Dans les années 50, des bandes noires, et rectilignes, s’architecturent en chaos qui ne laissent qu’affleurer des paysages de feu (Peinture 195 x 130 cm, 22 mai 1953). Derrière ces larges biffures, persiste un espace, en arrière de la toile, un reste de cette fenêtre picturale de la peinture illusionniste. Mais les deux plans vont presque se fondre lorsque l’artiste racle l’épaisseur de noir, redécouvrant des couleurs d’apprêt assourdies (Peinture 202 x 125 cm, 15 décembre 1959).
Peu à peu ce noir envahit la toile jusqu’à la presque disparition du fond. Au début des années 60, le geste de la brosse se fait plus ample, plus rond, mais la toile apprêtée de blanc, ou d’ocre, résiste encore (Peinture 190 x 300, 11 juillet 1965).

Peinture 220 x 366 cm,14 mai 1968, et Peinture 202 x 327 cm, 17 janvier 1970, se font presque face dans l’exposition, comme l’envers l’une de l’autre. Un maillage lâche de jambages noirs sur blanc face à une toile submergée de noir, mais pas totalement recouverte. Comme une mise en exergue des tensions qui travaillent ces recherches plastiques : entre noir et blanc, lumière et opacité, présence et retrait, vide et plein. Qui semblent trouver leur résolution paradoxale dans «l’outrenoir».
Désormais, et c’est ce que montre la deuxième partie de l’exposition, qui fait la part belle aux années les plus récentes, le tableau est décroché du mur, il avance dans un espace où il se projette. Les formats se monumentalisent, en taille, mais surtout en épaisseur, souvent par juxtaposition de modules, couverts d’une couche épaisse et égale d’acrylique noir ivoire, dont la couleur reste insaisissable dans son intégralité.

Fendu de sillons droits, de plus en plus profonds, tramé de larges bandes striées, verticalement, horizontalement ou en oblique, repoussé à coups de spatule, plus ou moins longs, un relief de reflets et d’ombres, de brillance et de matité, joue avec la lumière en d’infinis changements selon le point de vue d’un spectateur invité à se mouvoir dans l’espace de projection du tableau.

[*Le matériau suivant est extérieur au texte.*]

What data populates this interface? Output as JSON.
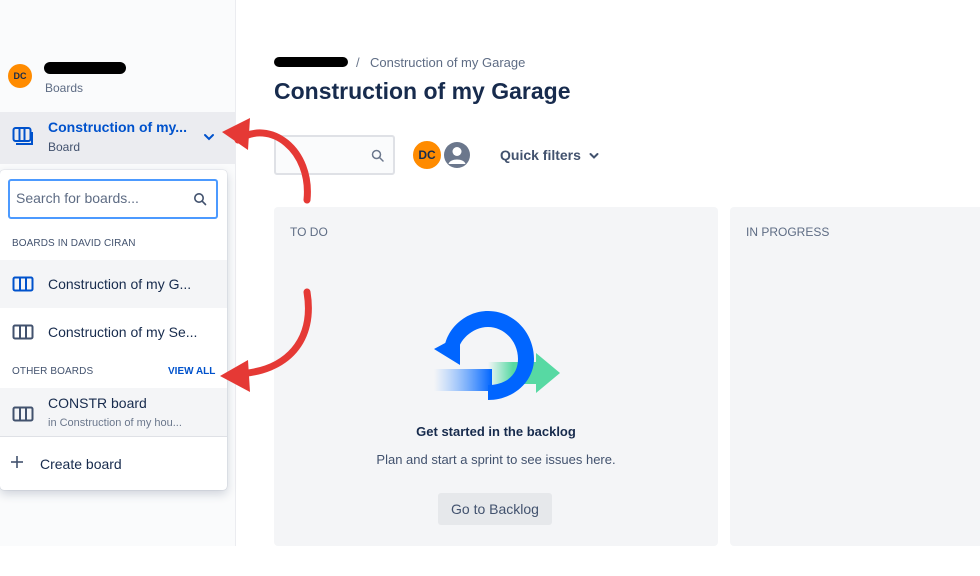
{
  "sidebar": {
    "avatar_initials": "DC",
    "project_subtitle": "Boards",
    "current_board": {
      "title": "Construction of my...",
      "subtitle": "Board"
    }
  },
  "dropdown": {
    "search_placeholder": "Search for boards...",
    "section_project": "BOARDS IN DAVID CIRAN",
    "project_boards": [
      {
        "label": "Construction of my G..."
      },
      {
        "label": "Construction of my Se..."
      }
    ],
    "section_other": "OTHER BOARDS",
    "view_all": "VIEW ALL",
    "other_boards": [
      {
        "label": "CONSTR board",
        "sublabel": "in Construction of my hou..."
      }
    ],
    "create_board": "Create board"
  },
  "main": {
    "breadcrumb": {
      "separator": "/",
      "current": "Construction of my Garage"
    },
    "title": "Construction of my Garage",
    "avatar_initials": "DC",
    "quick_filters": "Quick filters",
    "columns": [
      {
        "title": "TO DO"
      },
      {
        "title": "IN PROGRESS"
      }
    ],
    "empty_state": {
      "heading": "Get started in the backlog",
      "body": "Plan and start a sprint to see issues here.",
      "button": "Go to Backlog"
    }
  },
  "colors": {
    "accent": "#0052cc",
    "avatar": "#ff8b00",
    "annotation_arrow": "#e53935",
    "illustration_blue": "#0065ff",
    "illustration_green": "#57d9a3"
  },
  "icons": [
    "board-icon",
    "chevron-down-icon",
    "search-icon",
    "plus-icon",
    "user-icon",
    "arrow-annotation"
  ]
}
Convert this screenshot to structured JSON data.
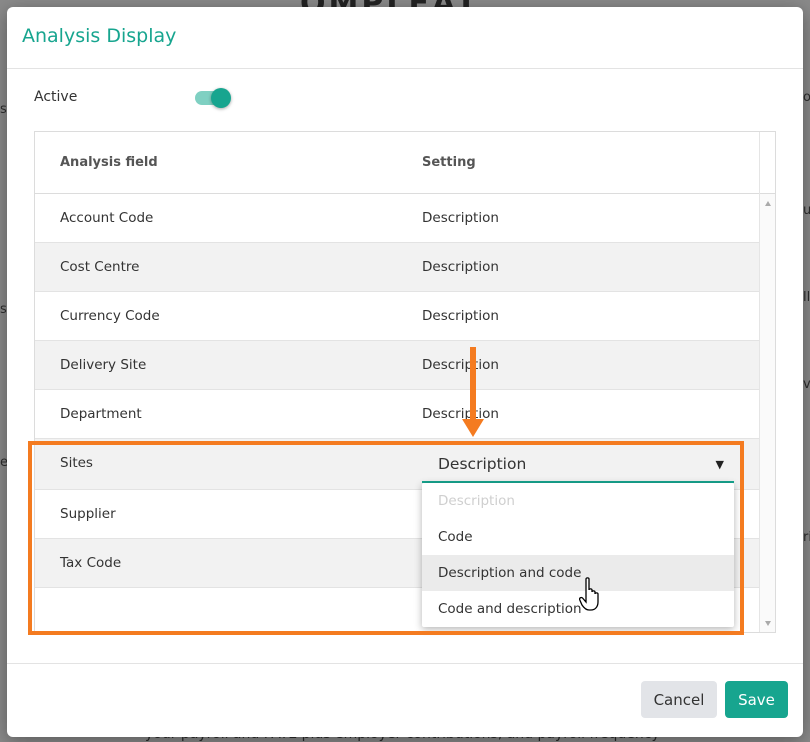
{
  "background": {
    "logo_fragment": "OMPLEAT",
    "footer_fragment": "your payroll and PAYE plus employer contributions, and payroll frequency",
    "left_fragments": [
      "s",
      "s",
      "e"
    ],
    "right_fragments": [
      "o",
      "u",
      "ll",
      "v",
      "ri"
    ]
  },
  "dialog": {
    "title": "Analysis Display",
    "active_label": "Active",
    "active_on": true,
    "accent_color": "#17a58f",
    "highlight_color": "#f47b20"
  },
  "table": {
    "headers": {
      "field": "Analysis field",
      "setting": "Setting"
    },
    "rows": [
      {
        "field": "Account Code",
        "setting": "Description"
      },
      {
        "field": "Cost Centre",
        "setting": "Description"
      },
      {
        "field": "Currency Code",
        "setting": "Description"
      },
      {
        "field": "Delivery Site",
        "setting": "Description"
      },
      {
        "field": "Department",
        "setting": "Description"
      },
      {
        "field": "Sites",
        "setting": "Description"
      },
      {
        "field": "Supplier",
        "setting": ""
      },
      {
        "field": "Tax Code",
        "setting": ""
      }
    ]
  },
  "dropdown": {
    "selected": "Description",
    "options": [
      "Description",
      "Code",
      "Description and code",
      "Code and description"
    ],
    "disabled_option": "Description",
    "hovered_option": "Description and code"
  },
  "footer": {
    "cancel_label": "Cancel",
    "save_label": "Save"
  }
}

Quelques moments suspendus, telle que Peinture 222 x 314, 24 février 2008, un diptyque : exercice d’équilibre à la fois sensuel et figé dans la perfection de l’organisation de quelques lignes droites creusées dans une pâte totalement mate. Mais rien de mécanique cependant, si le geste est désincarné, bavures, gouttes et imperfections diverses, rappellent paradoxalement le travail, rigoureux et virtuose, de la main et du corps.
Cette deuxième partie de l’exposition renseigne aussi sur les expérimentations variées de l’artiste, qui ne file pas droit sur une route toute lisse et sans bifurcation : hybridation des matériaux et des techniques (bandes de tissus, pastel, collage, etc.), et retour flamboyant d’autres couleurs, comme l’outremer de Peinture 222 x 137 cm, 3 février 1990.

La dernière salle, la plus grande, et la plus froide, rassemble des polyptyques monumentaux, et récents, dont certains sont bifaces. Ces murs suspendus impriment une déambulation qui serpente entre les espaces picturaux, qui finissent par se superposer, et se répéter. La virtuosité se perd dans de subtiles et grandioses variations. La fixité de la lumière muséale nuit sans doute à ces somptueuses partitions, qui ne demanderaient qu’à vibrer à la lumière infiniment changeante du ciel parisien.